Will AsyncWrite give the same buf on returning Poll::Pending?

Hi,

Suppose I am implementing AsyncWrite and I return Poll::Pending from the poll_write - is there any contract that says that as long as I return Poll::Pending (and of course arrange for a wakeup), poll_write will be called with the SAME buffer again ? In other words, can I end up with a sequence like this

  1. my poll_write(&buf1) is called
  2. I return Poll::Pending and arrange for wakeup
  3. After wakeup I am called with poll_write(&buf2) where buf1 and buf2 are different

Rgds,
Gopa.

No, there is no such guarantee. You must be able to handle this case correctly by writing buf2 and not writing buf1.

This is why tokio::fs::File needs to be flushed even though the std file doesn't. When given bytes, it immediately returns Ok(len) and copies them into a buffer, then starts a background thread that actually writes the data. Flushing waits for the background thread.

Which is a subtle way in which fn poll_write isn't great for completion based IO, since you can lose buffered data (i.e. believe it got written but it hasn't yet been) if you don't finish flushing. Which can happen fairly easily via cancellation and/or panics, which could even amount to a successful program exit before the implicit IO buffers have finished flushing.

Completion IO would really prefer async fn write, since the returned future can hold the transient buffer and only return "yes it's been written" once it's actually hit the thing you're writing to. (E.g. so that you have a mostly consistent picture of how much has/hasn't been written to the buffer, though a write completing without receiving the notify is duplicated. Though that's probably better than lost, I think.)

fn poll_write is the correct interface for readiness based writes. async fn write is correct for completion based writes, and trivially shims to use the completion based fn poll_write.

Maybe it'd make some sense for completion based IO to offer a "soft" flush (i.e. wait until submitted IO completes, but e.g. don't flush BufWriter to its underlying sink) and a "hard" flush? That way async fn write can submit the poll_write and wait for the "soft" flush, with a user initiated flush being a "hard" flush.

...but any of this probably isn't beneficial until there's some way to have a best effort async drop that can do flushes, since cancellation ruins the attempts at better resiliency anyway. And you get most of the benefits by the runtime waiting on any latent IO to finish before shutting down, anyway. (Which Tokio can do (I don't know if it does) when the runtime drops, but async-std can't (since its runtime is implicit background threads).)

@alice thx a lot for the clarification.
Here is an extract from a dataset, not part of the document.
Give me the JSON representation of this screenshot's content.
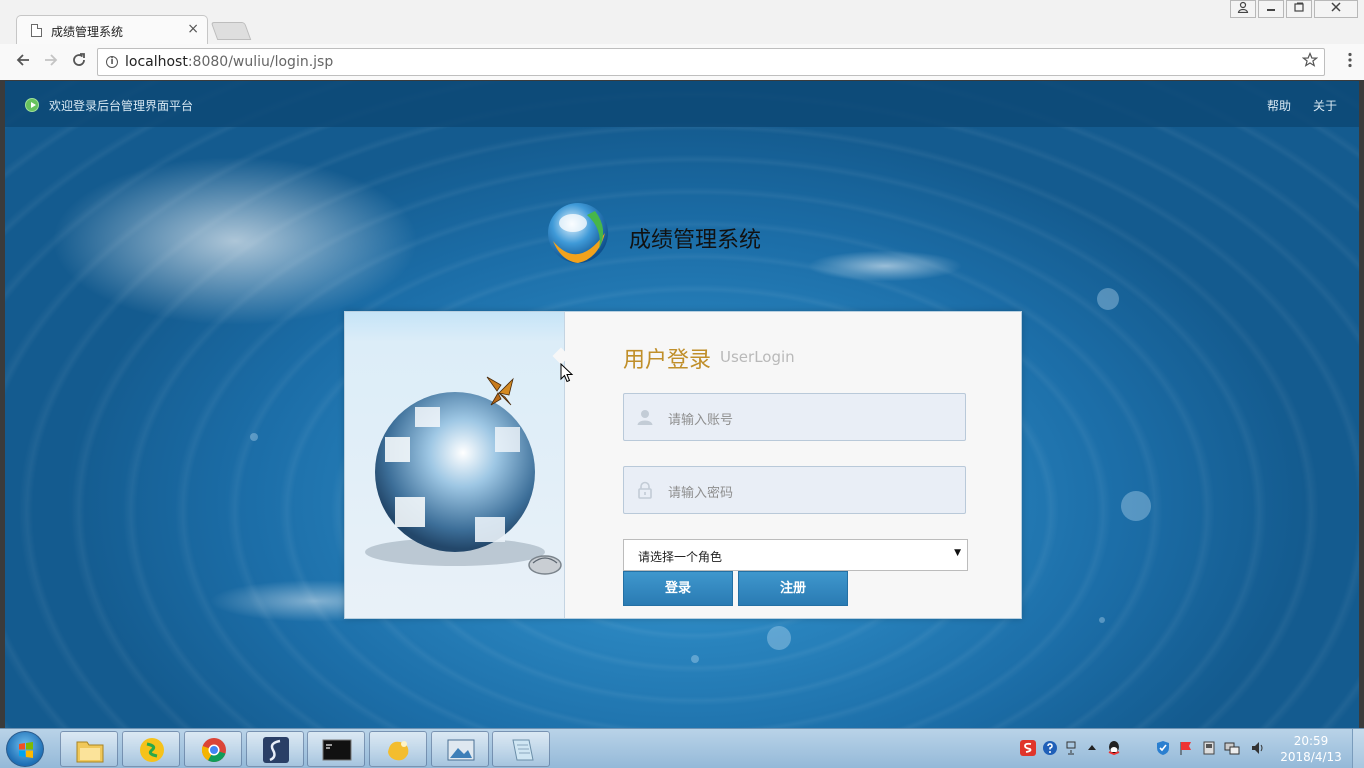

Just for my understanding, what is an example scenario when I am called with buf1, I return Pending and then I am called with buf2 - wont the async state machine keep the same states and keep calling poll_write with the same state till I return Poll:Ok ? I can imagine that maybe a cancelled future might be one example, but anything else ?

There are two versions of this:

  • The "benign" version. Here, buf2[..buf1.len()] == buf1, but buf2 might be longer than buf1. This is pretty common. For example, it might happen with tokio::io::copy.
  • The full version. This only happens when cancellation comes into play. For example, if you abort a write with tokio::select! and then start another write, then it can happen.
1 Like

@alice thx. So for case 1, in theory as long as I remember the original buffer length when I returned Pending and return Poll::Reay(Ok(orginal_buf_len)) it should work - which is why I guess you say its "benign". For case 2 yeah, it would be an error. Let me take a look at tokio::fs::File to see what it does to give me some idea of how to go about a similar case that I need to deal with

In short: either don't take any data and return Pending, or take (some of) the data, ensure it will get written before flush returns Ready, and return Ready.

Think of it basically functioning like a small BufWriter buffer. You return Ready from poll_write once you've taken data from the caller and fed it into that buffer. The actual IO might be done, or it might be happening in the background, or it might only happen when flush is called.

1 Like